21. Imi Knoebel

    Imi Knoebel b. 1940, Dessau, Germany Alte Liebe three parts, acrylic on aluminum, 2011 The Alfond Collection of Contemporary Art Gift of Barbara '68 and Theodore '68 Alfond Cornell Fine Arts Museum, Rollins College 2013.34.117 Since the beginning of his artistic career in the late 1960s, German artist Imi Knoebel has been concerned with the boundaries and limits of painting. After attending the Darmstadt School of Arts and Crafts, he studied under Joseph Beuys at the Staatliche Kunstakademie in Düsseldorf from 1964 to 1971. During this time, Beuys introduced Knoebel to the idea of an open artistic practice and imbued him with faith in the potential for new beginnings in art. This allowed Knoebel to reconsider painting as a medium by investigating its fundamental elements. Alte Liebe from 2011 exemplifies Knoebel’s exploration of the relationship between surface, frame, and color. The three panels, hanging side-by-side on the wall, echo each other across distinct but related forms. Perched on top of the monochromatic back panels of yellow, turquoise, and pink are segments of aluminum stretcher bars painted in alternating colors of varying intensity. Like many of Knoebel’s works, Alte Liebe can be understood as a painting. At the same time, it aspires to undermine the status and role of the medium.

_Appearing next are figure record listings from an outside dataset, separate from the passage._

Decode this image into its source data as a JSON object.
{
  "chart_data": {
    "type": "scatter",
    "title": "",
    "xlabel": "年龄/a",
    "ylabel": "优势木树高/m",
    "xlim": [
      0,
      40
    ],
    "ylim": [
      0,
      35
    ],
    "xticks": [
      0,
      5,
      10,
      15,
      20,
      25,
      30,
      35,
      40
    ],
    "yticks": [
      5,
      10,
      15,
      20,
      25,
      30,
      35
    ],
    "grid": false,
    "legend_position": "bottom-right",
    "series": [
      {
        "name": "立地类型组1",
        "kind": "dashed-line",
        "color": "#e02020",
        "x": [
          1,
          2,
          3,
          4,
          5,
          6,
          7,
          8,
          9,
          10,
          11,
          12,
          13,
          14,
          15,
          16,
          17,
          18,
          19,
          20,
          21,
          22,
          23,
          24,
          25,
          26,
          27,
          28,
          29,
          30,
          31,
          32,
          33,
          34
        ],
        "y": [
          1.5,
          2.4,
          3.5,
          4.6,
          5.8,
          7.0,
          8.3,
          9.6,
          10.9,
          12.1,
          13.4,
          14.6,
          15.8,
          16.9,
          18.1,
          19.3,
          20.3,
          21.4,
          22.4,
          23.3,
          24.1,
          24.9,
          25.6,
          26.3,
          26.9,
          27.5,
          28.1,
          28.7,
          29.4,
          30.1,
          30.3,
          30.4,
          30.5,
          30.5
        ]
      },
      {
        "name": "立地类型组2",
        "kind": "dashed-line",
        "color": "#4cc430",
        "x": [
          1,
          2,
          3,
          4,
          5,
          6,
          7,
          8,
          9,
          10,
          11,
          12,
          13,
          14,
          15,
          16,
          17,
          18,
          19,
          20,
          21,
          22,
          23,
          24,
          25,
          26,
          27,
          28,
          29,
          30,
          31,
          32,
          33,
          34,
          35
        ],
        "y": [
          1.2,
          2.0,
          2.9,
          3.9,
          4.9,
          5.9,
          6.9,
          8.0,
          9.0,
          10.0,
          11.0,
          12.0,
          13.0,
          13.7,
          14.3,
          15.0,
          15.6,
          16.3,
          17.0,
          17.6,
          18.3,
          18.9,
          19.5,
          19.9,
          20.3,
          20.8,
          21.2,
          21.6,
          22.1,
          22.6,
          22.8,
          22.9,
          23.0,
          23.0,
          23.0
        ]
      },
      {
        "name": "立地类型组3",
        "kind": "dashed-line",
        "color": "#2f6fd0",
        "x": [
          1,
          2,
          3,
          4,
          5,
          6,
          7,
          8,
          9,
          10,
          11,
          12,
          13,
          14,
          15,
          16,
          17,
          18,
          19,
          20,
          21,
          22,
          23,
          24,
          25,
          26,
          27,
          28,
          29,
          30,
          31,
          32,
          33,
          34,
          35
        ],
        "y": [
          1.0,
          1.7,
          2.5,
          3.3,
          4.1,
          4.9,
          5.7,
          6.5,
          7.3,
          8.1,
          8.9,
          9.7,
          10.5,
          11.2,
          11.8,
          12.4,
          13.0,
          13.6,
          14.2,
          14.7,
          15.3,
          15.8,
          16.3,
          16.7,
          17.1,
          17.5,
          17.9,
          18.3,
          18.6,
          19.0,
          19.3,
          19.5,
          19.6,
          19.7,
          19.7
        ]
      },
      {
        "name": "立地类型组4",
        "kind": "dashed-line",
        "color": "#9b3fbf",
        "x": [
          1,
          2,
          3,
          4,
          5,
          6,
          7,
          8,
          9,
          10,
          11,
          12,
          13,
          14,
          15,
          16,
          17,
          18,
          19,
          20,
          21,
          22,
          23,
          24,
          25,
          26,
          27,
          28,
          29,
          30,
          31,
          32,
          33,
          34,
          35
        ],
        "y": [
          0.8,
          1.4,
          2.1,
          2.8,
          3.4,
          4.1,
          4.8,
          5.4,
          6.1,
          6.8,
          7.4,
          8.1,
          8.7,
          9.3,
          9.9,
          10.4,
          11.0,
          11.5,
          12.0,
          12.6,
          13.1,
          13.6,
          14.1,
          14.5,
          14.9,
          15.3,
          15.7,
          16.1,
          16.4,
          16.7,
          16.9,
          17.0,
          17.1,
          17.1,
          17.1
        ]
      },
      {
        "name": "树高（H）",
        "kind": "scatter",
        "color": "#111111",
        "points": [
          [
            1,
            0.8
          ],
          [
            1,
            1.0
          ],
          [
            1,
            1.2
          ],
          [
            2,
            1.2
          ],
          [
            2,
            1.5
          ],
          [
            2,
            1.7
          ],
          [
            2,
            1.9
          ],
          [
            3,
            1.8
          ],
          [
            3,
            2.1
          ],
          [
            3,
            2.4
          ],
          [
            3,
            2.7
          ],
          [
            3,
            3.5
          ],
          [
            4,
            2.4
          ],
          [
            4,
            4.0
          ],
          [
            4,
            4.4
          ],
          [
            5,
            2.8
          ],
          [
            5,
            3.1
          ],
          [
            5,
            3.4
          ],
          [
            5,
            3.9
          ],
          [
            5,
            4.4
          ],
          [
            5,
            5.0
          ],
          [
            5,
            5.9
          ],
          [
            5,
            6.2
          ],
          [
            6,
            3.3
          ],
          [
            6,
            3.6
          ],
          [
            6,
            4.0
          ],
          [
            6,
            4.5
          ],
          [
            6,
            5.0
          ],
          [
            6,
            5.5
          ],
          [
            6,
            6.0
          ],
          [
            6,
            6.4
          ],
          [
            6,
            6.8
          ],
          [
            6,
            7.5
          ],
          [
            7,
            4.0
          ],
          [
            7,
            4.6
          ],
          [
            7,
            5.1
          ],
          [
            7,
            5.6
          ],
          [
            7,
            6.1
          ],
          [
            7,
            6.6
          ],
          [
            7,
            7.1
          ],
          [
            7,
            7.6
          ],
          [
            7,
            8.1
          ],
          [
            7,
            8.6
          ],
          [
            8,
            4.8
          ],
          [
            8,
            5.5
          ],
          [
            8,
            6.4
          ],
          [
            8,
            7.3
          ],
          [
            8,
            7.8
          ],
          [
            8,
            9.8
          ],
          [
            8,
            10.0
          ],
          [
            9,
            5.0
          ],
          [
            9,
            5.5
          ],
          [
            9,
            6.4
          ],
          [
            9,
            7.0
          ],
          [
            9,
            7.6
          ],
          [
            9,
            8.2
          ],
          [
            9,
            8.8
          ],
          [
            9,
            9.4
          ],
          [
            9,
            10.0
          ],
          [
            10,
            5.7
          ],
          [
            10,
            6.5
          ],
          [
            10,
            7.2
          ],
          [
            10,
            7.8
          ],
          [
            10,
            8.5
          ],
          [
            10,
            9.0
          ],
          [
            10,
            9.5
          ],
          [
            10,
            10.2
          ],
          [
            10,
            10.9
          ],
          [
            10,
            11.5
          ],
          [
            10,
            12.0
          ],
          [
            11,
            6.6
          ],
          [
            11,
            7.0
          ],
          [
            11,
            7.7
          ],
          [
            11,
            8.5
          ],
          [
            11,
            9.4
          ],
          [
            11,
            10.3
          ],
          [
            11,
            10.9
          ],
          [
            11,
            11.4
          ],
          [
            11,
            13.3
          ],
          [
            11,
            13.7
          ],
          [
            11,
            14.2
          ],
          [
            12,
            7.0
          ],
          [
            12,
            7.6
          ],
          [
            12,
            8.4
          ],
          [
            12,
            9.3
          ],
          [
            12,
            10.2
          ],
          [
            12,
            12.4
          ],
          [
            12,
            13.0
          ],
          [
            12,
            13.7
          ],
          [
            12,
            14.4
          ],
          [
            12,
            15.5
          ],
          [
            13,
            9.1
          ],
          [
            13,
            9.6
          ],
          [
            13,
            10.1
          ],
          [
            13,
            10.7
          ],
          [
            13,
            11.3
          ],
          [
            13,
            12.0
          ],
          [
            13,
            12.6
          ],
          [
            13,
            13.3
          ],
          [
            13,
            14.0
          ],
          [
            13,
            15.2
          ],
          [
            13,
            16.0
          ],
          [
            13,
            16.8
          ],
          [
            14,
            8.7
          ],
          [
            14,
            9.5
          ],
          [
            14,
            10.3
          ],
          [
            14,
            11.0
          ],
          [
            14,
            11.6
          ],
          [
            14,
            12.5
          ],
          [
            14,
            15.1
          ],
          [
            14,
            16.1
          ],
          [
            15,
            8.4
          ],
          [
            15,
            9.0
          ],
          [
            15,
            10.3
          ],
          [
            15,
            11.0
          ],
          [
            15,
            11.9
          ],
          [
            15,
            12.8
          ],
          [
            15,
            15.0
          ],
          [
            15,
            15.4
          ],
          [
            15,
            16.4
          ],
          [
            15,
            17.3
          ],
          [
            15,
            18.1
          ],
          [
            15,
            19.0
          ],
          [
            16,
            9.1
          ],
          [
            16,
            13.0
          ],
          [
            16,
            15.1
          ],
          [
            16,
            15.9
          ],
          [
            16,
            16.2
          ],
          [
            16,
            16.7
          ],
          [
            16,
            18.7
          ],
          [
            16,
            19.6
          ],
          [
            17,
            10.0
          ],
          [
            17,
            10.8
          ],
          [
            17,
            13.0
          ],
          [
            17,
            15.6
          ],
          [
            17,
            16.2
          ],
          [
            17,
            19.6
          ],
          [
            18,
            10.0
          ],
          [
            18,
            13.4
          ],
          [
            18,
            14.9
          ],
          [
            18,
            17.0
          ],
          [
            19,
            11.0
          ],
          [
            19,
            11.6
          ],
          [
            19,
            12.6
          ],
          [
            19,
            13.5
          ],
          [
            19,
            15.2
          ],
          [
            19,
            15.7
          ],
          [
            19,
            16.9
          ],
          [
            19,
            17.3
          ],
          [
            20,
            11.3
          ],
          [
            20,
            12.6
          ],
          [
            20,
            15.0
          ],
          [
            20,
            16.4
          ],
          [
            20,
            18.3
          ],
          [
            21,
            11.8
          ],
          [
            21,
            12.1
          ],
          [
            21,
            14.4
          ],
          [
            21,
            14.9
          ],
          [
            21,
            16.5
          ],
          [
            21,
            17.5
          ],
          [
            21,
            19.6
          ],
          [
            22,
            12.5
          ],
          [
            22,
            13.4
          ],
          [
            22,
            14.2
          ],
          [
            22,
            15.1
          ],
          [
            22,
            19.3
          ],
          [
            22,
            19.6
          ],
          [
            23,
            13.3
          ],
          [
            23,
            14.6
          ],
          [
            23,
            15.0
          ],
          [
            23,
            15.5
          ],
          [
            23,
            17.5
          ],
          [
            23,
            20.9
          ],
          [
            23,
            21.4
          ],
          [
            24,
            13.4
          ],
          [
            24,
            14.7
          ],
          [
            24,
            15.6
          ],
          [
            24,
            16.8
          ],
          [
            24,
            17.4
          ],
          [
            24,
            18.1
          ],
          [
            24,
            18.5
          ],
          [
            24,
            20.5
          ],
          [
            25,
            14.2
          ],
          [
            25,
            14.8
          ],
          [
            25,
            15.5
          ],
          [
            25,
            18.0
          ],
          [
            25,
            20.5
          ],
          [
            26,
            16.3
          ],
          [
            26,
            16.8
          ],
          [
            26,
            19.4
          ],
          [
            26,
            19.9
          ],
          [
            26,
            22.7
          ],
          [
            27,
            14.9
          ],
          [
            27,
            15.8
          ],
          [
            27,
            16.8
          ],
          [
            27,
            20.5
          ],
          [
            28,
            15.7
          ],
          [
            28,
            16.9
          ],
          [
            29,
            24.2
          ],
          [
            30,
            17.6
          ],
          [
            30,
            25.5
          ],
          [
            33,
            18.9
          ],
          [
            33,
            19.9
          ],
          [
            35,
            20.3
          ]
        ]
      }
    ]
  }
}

The interlocking bars on the border of each composition direct the attention of the viewer away from the painting’s center and toward its periphery. This shift in focus subverts the traditional reading of a painting, where importance is connoted through physical centrality. The aluminum bars project into the viewer’s space, emphasizing three-dimensionality and belying the work’s interpretation as a two-dimensional surface. Positioning the aesthetic experience in relation to space, Alte Liebe evades easy classification as painting and achieves Knoebel’s goal of stretching both the physical and conceptual boundaries of the medium.